Knowing Your Risk Tolerance

Risk tolerance is an important part of investing. After all, if you aren’t confident in your portfolio’s ability to withstand market shocks, you’re not going to have a comfortable time managing your equities. 

The important thing to keep in mind here is that risk is psychological. If you’re prone to selling up faster when you’re panicking about devaluing stocks and shares, you’re in danger of locking in your losses. 

However, when we look at the historical performance of investing compared to saving, it’s clear that investors can expect more growth than savers. 

According to Unbiased data, the average return on a Stocks and Shares ISA over the past 10 years is 9.64% annually. Compared to the 1.21% average for cash ISAs, it’s clear that while investing can be riskier, the rewards are often far greater. 

The great thing about modern investment platforms is that they will often assess your risk tolerance to better understand the type of investments you want to make. For instance, consider Wealthify and its range of five ‘investment styles,’ which cover approaches like ‘cautious,’ ‘tentative,’ ‘confident,’ ‘ambitious,’ and ‘adventurous.’ This can help to simplify risk management in a way that newcomers can understand for a better investment journey. 

Many good investment account providers will offer simple assessments and quizzes that will seek to understand your emotional baseline. Once they have insights into your risk tolerance, they can get to work on creating a strong portfolio that matches your comfort levels. 

Keep Your Financial Goals in Mind

The problem with risky assets is that they’re usually more speculative and thus have a better capacity for growth over time. This means that you should properly consult your financial goals to ensure that they’re compatible with your risk tolerance. 

For instance, if you’re looking to save over a shorter period of less than five years, risky assets may be more prone to creating losses because any market shocks could see your portfolio lose money, with there not being enough time to recover your funds.

However, longer-term investing can really help more speculative stocks to outperform the wider market and quickly absorb short-term losses, provided that they have the right fundamentals and strong expectations for future revenue growth. 

When it comes to pension investments, most people approaching retirement age will cycle away from risky investments to ensure that their pot isn’t impacted by short-term market fluctuations before they take their money out. 

Understand Your Capacity for Loss

You should also understand how much loss you’ll be comfortable with when assessing the investment risk level that’s right for you. 

For instance, if your portfolio were to fall 20% or 30% overnight, would it cause you financial discomfort when paying your everyday expenses? 

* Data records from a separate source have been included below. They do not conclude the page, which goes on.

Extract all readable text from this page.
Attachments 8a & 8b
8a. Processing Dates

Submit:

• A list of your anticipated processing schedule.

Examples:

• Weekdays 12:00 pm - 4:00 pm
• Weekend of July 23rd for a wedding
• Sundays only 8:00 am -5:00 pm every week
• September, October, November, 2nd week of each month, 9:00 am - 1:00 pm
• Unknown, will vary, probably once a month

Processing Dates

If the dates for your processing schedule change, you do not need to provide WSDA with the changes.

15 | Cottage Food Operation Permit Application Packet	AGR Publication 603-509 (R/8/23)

You may find you have a low capacity for loss if you’re close to retirement or will rely on taking money out of your investment portfolio in the short-term to make ends meet. However, if you already have a steady income, access to emergency funds, and are many years away from retiring, you’re likely to have the capacity to absorb short-term losses without having to realise them. 

Investing on Your Terms

While many adults in the UK are wary of investment risk, buying and holding equities has historically proven to be more effective than cash savings. It’s the risky nature of investing that makes it more effective over time than saving, and more speculative assets can help to push portfolios higher, just so long as they have the fundamentals to back them up. 

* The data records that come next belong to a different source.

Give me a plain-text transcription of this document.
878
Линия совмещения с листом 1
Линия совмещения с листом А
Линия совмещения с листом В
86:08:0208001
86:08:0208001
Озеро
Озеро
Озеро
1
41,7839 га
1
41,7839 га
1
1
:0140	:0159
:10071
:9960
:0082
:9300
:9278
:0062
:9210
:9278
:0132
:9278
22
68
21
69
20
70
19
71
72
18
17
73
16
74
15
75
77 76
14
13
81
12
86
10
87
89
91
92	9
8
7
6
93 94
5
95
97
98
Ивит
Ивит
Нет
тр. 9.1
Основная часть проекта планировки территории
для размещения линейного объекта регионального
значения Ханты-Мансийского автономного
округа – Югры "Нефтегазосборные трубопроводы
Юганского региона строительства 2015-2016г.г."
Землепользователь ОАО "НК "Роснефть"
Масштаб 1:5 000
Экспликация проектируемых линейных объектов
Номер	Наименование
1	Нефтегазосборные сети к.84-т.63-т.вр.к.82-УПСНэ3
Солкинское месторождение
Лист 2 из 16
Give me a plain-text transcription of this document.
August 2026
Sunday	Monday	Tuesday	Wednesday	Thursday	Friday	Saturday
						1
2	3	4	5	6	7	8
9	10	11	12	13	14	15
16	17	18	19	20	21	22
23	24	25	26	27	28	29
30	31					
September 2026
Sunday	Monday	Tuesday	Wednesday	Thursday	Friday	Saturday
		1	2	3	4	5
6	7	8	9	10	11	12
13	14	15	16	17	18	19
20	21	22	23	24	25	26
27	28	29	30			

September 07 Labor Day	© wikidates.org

But investing is only effective when you’re comfortable with your portfolio. If you’re wary of your more speculative investments, you’re more likely to panic sell them after market downturns, which can lead to heavy losses that can’t be recovered. 

With this in mind, take a moment to look at your capacity to handle loss, assess your financial goals, and use providers to better understand your risk tolerance to help you build your investments with peace of mind.